Chemical Tools to Characterize Membrane-Protein Binding Interactions Using Synthetic Lipid Probes

Signaling lipids such as diacylglycerol (DAG) and the phosphatidylinositol polyphosphates (PIP_ns) play crucial roles in numerous cellular pathways. However, characterization of their activities is hindered by the complexity of associated signaling pathways and of the membrane environment. To address this issue, we have developed lipid probes that are effective for characterizing biological events using different applications, including activity-based probing (PIP_ns and DAG) and microarray analysis (PIP_ns). The activity-based probes have been applied to label receptor targets in multiple cancer cell proteomes through photocrosslinking followed by click reactions. The probes were found to label several proteins, as judged by on-gel fluorescence, and labeling was abrogated through various controls, such as heat denaturation and competition. Proteomic studies have been successfully performed to identify protein targets through biotin enrichment followed by mass spectrometric analysis. For microarray analysis, functionalized PIP_n probes were synthesized and applied to develop a high throughput microarray analysis to measure protein-lipid binding affinity.

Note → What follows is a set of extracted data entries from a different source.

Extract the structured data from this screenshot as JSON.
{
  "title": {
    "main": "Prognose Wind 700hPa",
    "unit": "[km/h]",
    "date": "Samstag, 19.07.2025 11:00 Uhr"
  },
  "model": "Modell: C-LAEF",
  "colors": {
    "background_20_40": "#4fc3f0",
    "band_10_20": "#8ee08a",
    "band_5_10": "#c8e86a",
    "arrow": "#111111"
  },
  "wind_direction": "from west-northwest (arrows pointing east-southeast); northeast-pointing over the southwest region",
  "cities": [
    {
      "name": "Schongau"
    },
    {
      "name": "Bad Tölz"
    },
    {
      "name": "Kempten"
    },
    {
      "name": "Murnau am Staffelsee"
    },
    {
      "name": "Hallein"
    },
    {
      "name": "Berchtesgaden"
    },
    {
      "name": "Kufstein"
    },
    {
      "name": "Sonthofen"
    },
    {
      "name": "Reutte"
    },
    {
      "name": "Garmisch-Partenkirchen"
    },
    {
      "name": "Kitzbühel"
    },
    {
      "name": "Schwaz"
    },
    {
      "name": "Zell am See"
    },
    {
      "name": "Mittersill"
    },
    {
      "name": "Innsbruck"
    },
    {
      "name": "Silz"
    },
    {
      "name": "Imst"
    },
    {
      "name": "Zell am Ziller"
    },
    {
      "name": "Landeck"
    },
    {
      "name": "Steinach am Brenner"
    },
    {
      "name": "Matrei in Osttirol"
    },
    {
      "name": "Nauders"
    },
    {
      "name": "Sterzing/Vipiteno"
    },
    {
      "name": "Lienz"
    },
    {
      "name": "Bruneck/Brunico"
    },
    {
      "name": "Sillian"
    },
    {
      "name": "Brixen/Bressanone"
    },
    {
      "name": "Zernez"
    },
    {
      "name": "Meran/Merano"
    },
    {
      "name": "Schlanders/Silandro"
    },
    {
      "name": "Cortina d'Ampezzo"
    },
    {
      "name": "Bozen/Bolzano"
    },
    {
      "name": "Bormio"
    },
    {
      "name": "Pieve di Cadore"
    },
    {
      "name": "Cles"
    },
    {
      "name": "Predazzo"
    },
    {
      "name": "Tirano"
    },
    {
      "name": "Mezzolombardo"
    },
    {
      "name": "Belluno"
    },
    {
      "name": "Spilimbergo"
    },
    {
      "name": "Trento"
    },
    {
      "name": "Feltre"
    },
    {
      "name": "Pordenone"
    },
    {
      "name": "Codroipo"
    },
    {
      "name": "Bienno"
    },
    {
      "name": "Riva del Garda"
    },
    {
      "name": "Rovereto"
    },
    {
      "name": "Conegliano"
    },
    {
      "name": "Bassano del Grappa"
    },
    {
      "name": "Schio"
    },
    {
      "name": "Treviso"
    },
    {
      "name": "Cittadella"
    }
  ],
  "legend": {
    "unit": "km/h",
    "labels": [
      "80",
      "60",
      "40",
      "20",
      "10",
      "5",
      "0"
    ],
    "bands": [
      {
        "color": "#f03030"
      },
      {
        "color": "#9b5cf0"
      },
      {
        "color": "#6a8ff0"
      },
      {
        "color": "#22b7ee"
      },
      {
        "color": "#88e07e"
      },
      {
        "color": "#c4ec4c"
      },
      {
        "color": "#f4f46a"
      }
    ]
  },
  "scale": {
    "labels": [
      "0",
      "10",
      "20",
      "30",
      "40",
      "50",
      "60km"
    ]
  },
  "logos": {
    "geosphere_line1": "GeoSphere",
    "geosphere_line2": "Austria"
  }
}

These approaches will be invaluable for characterizing PIP_n/DAG-regulated events and their involvement in disease. The design, synthesis and application of these lipid probes are included in this dissertation. In addition, the design and synthesis of other lipid probes are discussed, such as bis(monoacylglycero)phosphate (BMP), and lysophophatidylcholine (LPC) analogs.

NMR spectra are included as supplementary document.